Hell a GPU would have rendered that image so fast it would have appeared to be just a snapshot with no human eye able to discern any rendering process going on.
raytracing and rasterizing is
raytracing and rasterizing is very different.
offline renderers are at the core based on managing scene graphs & rays. CPU are better at that then GPU. In some case, doing some task on the GPU is to convoluted to even be practical at all.
GPU are more geared toward shading, and shading group of pixel sharing identical branching patterns.
Because branching and random memory access is not something, even pascal or polaris, do well at all.
Also people often compare 250watt GPU with 95w CPU with software not optimized for a CPU SIMD engine to say “GPU rules”
They do offer tremendous amount of raw floating point computation,
but can be a pain to extract any real world performance out of it.
And if you look GPU and CPU are “merging” . AVX512 is a big step toward that.
I will take a 6 core 12 thead
I will take a 6 core 12 thead version with 40+ Pcie express lanes for $399.
Who at PCPER is covering Hot
Who at PCPER is covering Hot Chips this year? Both AMD and Nvidia are going to be there, Nvidia talking about its latest Tegra/Denver designs(Most Likely for Cars), and AMD will be talking about Zen, and hopefully supplying some Zen white-papers at Hot Chips. And Where are the Polaris white papers from AMD?
Also please publish all the slides, or links to the press kits for all the slides, for any AMD/Nvidia/other trade shows, conferences like this one and Hot Chips. Hot Chips should be covered every year as that’s the big conference for CPU/GPU technology along with SIGGRAPH!

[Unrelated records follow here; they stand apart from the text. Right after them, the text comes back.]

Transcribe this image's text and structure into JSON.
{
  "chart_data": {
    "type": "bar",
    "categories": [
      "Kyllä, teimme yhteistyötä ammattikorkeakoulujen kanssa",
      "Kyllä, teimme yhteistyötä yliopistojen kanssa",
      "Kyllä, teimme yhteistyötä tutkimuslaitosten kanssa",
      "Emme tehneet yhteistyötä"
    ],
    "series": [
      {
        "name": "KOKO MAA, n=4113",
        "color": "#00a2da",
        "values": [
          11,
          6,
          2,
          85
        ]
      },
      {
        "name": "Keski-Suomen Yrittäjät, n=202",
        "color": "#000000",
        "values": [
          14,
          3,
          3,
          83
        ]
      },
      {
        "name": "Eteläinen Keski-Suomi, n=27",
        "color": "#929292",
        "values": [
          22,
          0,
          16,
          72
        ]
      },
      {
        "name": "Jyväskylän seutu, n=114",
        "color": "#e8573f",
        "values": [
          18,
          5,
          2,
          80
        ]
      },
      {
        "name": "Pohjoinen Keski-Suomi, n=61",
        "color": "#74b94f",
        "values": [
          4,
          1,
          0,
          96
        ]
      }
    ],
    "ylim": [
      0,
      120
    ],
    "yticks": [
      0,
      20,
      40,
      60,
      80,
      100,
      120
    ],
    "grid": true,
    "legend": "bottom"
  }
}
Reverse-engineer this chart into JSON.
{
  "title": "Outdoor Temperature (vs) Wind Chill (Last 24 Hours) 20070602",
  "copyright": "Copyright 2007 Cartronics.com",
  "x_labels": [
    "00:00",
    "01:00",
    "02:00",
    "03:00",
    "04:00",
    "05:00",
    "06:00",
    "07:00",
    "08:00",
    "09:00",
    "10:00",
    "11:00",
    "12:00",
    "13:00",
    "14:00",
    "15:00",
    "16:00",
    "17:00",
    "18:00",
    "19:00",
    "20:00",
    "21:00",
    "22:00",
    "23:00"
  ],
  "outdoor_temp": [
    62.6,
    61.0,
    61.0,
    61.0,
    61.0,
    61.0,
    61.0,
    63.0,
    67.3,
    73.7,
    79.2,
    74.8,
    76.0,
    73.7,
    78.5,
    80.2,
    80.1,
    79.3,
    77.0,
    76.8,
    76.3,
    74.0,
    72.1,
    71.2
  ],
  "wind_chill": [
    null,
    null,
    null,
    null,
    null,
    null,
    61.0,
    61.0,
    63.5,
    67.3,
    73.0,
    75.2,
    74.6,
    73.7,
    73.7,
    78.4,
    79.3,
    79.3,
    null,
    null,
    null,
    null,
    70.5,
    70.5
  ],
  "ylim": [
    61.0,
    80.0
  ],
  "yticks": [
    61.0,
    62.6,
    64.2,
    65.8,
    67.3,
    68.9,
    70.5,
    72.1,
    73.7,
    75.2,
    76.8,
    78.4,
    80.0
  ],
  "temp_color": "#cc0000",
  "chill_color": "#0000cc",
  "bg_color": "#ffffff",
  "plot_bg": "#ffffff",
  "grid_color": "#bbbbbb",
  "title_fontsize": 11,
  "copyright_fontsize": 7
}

I’ve been setting aside $50 a
I’ve been setting aside $50 a paycheck in preparation for the Zen launch. Looking forward to building an ITX AMD system with their desktop processor rather than an APU thanks to the unified AM4 socket. I really wish they would release sooner than later, don’t want to wait until Feb./Mar. like we had to do for Kaveri.
I’M SO EXCITED!
I told myself
I’M SO EXCITED!
I told myself that I would not upgrade my 4770k until I could get a proper 8 core for under $500. This sounds like the competition needed to make that happen sooner rather than later.
I’m so ready.
I was ready to
I’m so ready.
I was ready to get a 6900K and a new motherboard, probably to a total of $1300-$1400 USD to replace my aging (and struggling) i7 3770k that can’t even record gameplay without dropping 50% or more of my current FPS,or encode two videos at the same time without struggling and deteriorating overall system performance.
If AMD has got something good, then I am willing to reciprocate in kind.